As soon as the Elba Town Board found out about cash from scrap metal sales being used to buy a flat-screen TV, popcorn popper and coffeemaker for the highway department, the board instituted new accounting controls to better track funds from the sales, according to Town Supervisor Lucine Kauffman.
Disclosure of the sales and purchases were part of an audit report on nine Western New York governments and the Batavia School District by the NYS Comptroller's Office.
Investigators specifically looked into how procedures for scrap material sales were handled. The finding: Of the $132,000 in scrap sales, there was inadequate tracking and accounting of more than $27,000 in cash.
Elba had the distinction of the only flat-screen TV purchased with the cash.
"It was not a practice we (the board) knew about and we put a stop to it immediately," Kauffman said.
According to the report, the highway superintendent for Elba at the time, Allan Totten, made $5,605 in scrap sales from June 2006 to July 2009. The scrap buyer paid with a check for $1,119 in purchases and paid cash on 18 occasions, totalling $4,486.
When he got checks, Totten reportedly turned the checks over to the town and the money went into the general fund.
Kauffman says the Town of Elba contracts with a vendor to pick up scrap metal from its transfer station and it rents a receptacle from the vendor.

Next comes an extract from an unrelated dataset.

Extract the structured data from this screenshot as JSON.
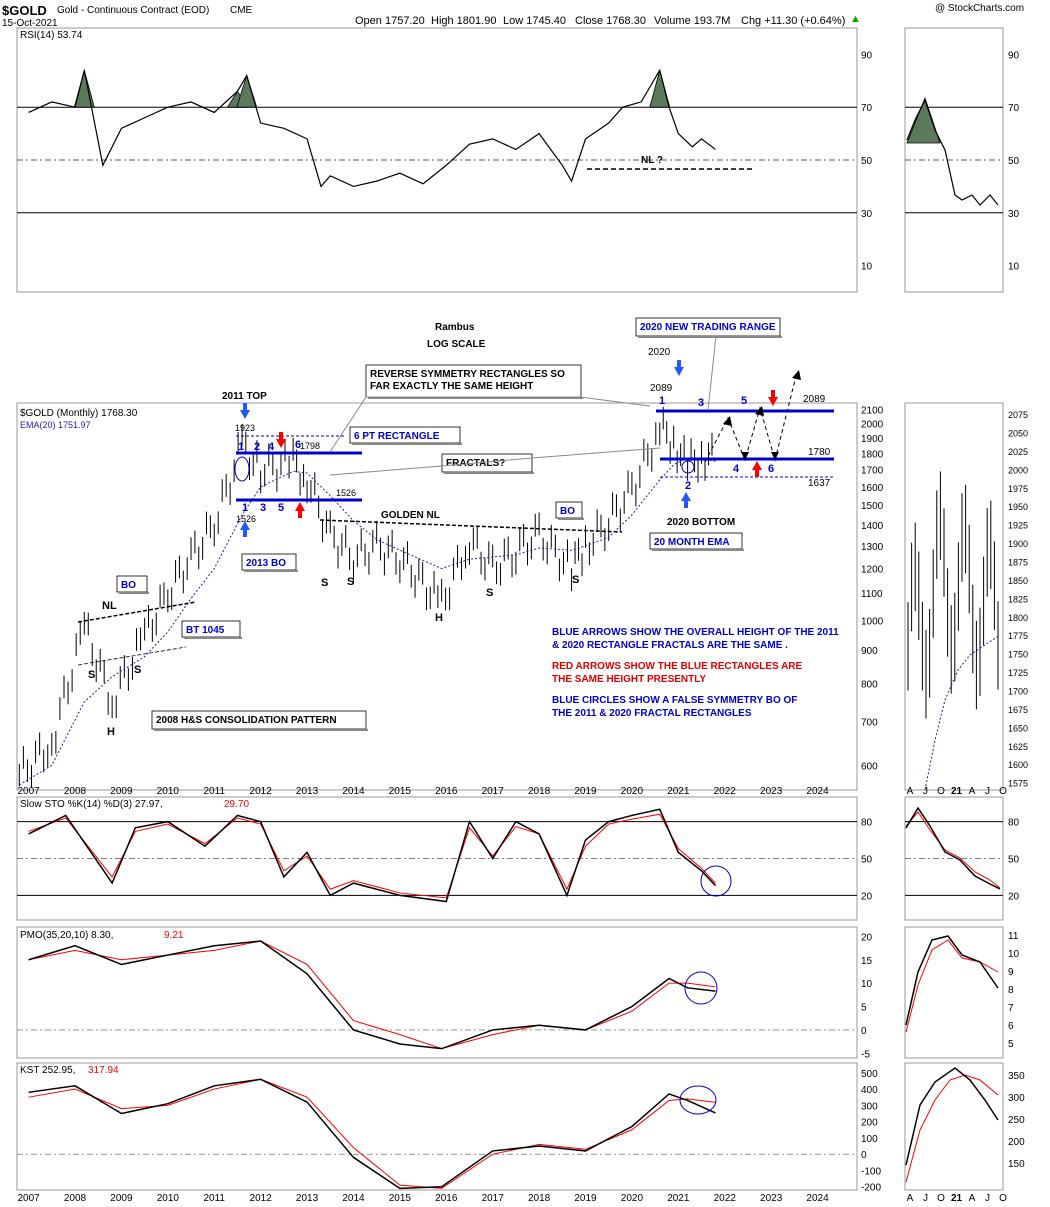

Proceeds from the sale of this scrap metal has been in the form of a check mailed directly to her.
The scrap metal sold by the highway department employees for cash consisted of items they transported to the vendor. When he got cash, Totten treated it as a "coffee fund" -- petty cash to use within his department.
After auditors questioned this practice, Totten reportedly turned over $1,113 to the town. He didn't have receipts for the purchase of the TV and small appliances, but auditors said they visually confirmed those items were in the highway offices.
Kauffman said in response, that the town notified the scrap buyer that all purchases must be paid for by check from now on, that specific accounting of each transaction must take place. Furthermore, there is no "coffee fund" now.
Purchases for refreshments are reimbursable only under specific conditions, one of which is that the refreshments are for highway department employees from other municipalities assisting with Town of Elba projects.
These purchases will be specifically regulated as to how much money can be spent on authorized items. The town also adopted a code of ethics and wrote a scrap metal policy.
And writing the policy was made a bit harder, Kauffman said, because she couldn't find another jurisdiction that could provide an example of their own (written) scrap sales policies. They just didn't exist, Kauffman said.
That was one of the issues the comptroller's office apparently was trying to address in its audit of government agencies.
In the Batavia School District, auditors identified nearly $4,700 in cash sale proceeds for the period September 2006 through November 2008 that were not recorded or documented.
Some of the sales were recorded in the names of district employees and employees included personal scrap in the pile.
The City of Batavia and Town of Oakfield were found to have informal procedures for accounting for scrap sales and the audit report suggests that formal procedures be adopted.